KAUFPROGRAMM WIRD AUSGEMUSTERT
Die Währungshüter kündigten zudem an, dass sie damit beginnen werden, ihr 895 Milliarden Pfund schweres Anleihenkaufprogramm abzuschmelzen. Unter anderem sollen auslaufende Staatsanleihen nicht mehr ersetzt werden. Wenn die Zinsen ein Prozent erreichen, soll auch ein aktiver Verkauf der Papiere geprüft werden.
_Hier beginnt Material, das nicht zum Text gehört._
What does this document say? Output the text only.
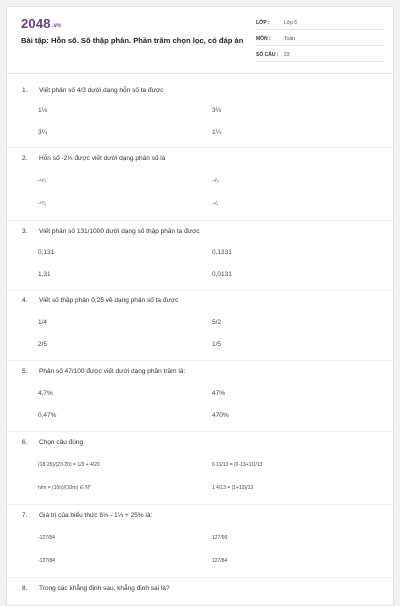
2048.vn
Bài tập: Hỗn số. Số thập phân. Phần trăm chọn lọc, có đáp án
LỚP :	Lớp 6
MÔN :	Toán
SỐ CÂU : 23
1. Viết phân số 4/3 dưới dạng hỗn số ta được
1⅓	3⅓
3¼	1¼
2. Hỗn số -2⅓ được viết dưới dạng phân số là
-²¹⁄₃	-⁴⁄₃
-¹⁰⁄₃	-⁷⁄₃
3. Viết phân số 131/1000 dưới dạng số thập phân ta được
0,131	0,1331
1,31	0,0131
4. Viết số thập phân 0,25 về dạng phân số ta được
1/4	5/2
2/5	1/5
5. Phân số 47/100 được viết dưới dạng phần trăm là:
4,7%	47%
0,47%	470%
6. Chọn câu đúng
(18·25)/(23·20) = 1/3 + 4/20	6 11/13 = (6·13+11)/13
n/m = (10n)/(10m) ∈ N*	1 4/13 = (1+13)/13
7. Giá trị của biểu thức 8⅓ - 1⅓ + 25% là:
-127/84	127/99
-127/84	127/84
8. Trong các khẳng định sau, khẳng định sai là?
Nach Einschätzung von Ökonomen kann die Wirtschaft höhere Zinsen auch deshalb verkraften, weil sie bereits im November ihr Niveau von vor der Corona-Krise übertroffen hat. Zudem zeigte sich der Arbeitsmarkt zuletzt trotz der Omikron-Welle sehr robust, was für die Währungshüter ein wichtiger Bestimmungsfaktor für ihre Geldpolitik ist. Im Dezember stellten britische Firmen 184.000 Mitarbeiter ein und sorgten so für einen Rekord.
Bailey räumte allerdings ein, dass angesichts des Energiepreisanstiegs der Druck auf die Haushalte zunehme. Die britische Regierung kündigte unterdessen am Donnerstag an, wegen der stark gestiegenen Energiepreise den Bürgern mit einem Milliarden-Programm unter die Arme zu greifen. Unter anderem sind Entlastungen bei der Stromrechnung geplant.
Angesichts einer hohen Inflation stehen auch in den USA inzwischen die Zeichen auf eine baldige Zinsanhebung. Notenbankchef Jerome Powell hat bereits einen Schritt für März angedeutet und die Börsen auf mögliche weitere Zinserhöhungen vorbereitet. Aktuell liegt in den USA der Schlüsselsatz zur Versorgung der Geschäftsbanken mit Geld noch in der Spanne von null bis 0,25 Prozent. Die Inflation war im Dezember auf 7,0 Prozent geklettert, das ist der stärkste Anstieg der Verbraucherpreise seit Anfang der 1980er Jahre.
Bei der Europäischen Zentralbank (EZB) ist eine Zinswende dagegen vorerst nicht in Sicht. Die Währungshüter um Notenbankchefin Christine Lagarde hielten am Donnerstag auf ihrer Zinssitzung trotz einer hochschießenden Teuerungsrate ihre Füße still. Doch auch für die EZB wird der Druck größer. Denn die Inflationsrate liegt in der Ländergemeinschaft mit inzwischen 5,1 Prozent im Januar weit mehr als doppelt so hoch wie die Zielmarke der EZB.